Interactions LLC
- Company type: Subsidiary
- Industry: Customer service software
- Founded: 2004
- Headquarters: United States
- Key people: Mike Iacobucci (CEO)
- Parent: SoundHound AI
- Website: www.interactions.com

= Interactions Corporation =

Customer-service software company

Interactions LLC (also known as Interactions Corporation) is an American software company that develops voice and text-based virtual assistant applications for customer-service contact centers. Since September 2025, it has been a subsidiary of SoundHound AI.

==History==
Interactions was founded in 2004.

In July 2011, the company announced a $12 million venture-capital funding round led by Sigma Partners.

In November 2014, AT&T sold its "Watson" speech recognition platform and related patents to Interactions in exchange for equity.

In May 2017, Interactions acquired the social media customer-engagement company Digital Roots; financial terms were not disclosed.

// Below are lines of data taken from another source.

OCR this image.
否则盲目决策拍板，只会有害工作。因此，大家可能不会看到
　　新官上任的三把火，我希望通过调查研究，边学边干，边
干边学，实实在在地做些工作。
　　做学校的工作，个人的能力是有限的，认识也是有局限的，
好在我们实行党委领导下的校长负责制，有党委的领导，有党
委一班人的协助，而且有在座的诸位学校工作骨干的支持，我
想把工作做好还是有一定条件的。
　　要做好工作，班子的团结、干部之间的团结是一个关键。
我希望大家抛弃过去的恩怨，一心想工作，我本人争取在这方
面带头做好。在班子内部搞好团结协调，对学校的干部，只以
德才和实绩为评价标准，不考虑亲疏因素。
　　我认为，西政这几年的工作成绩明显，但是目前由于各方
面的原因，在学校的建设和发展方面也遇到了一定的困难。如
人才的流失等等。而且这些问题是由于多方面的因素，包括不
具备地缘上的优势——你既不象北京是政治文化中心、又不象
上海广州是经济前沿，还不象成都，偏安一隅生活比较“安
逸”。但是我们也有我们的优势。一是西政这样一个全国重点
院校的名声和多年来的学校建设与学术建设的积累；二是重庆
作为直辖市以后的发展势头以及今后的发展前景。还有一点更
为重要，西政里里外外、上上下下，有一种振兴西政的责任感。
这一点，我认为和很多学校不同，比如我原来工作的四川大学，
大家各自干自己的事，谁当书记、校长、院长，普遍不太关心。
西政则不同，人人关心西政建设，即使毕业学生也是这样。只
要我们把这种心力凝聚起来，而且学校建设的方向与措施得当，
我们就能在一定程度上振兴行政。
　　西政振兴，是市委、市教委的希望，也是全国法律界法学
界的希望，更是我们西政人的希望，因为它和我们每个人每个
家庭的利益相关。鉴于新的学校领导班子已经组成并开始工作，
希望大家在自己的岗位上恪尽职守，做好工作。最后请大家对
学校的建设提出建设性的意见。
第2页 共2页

On September 3, 2025, SoundHound AI completed its acquisition of Interactions Corporation, with the acquired company becoming a wholly owned subsidiary.

==Products and services==
Interactions' products have been described as automated voice portals and intelligent virtual assistants used for customer-service tasks. In 2011, Humana expanded the use of an Interactions voice portal for Medicare Part D enrollment.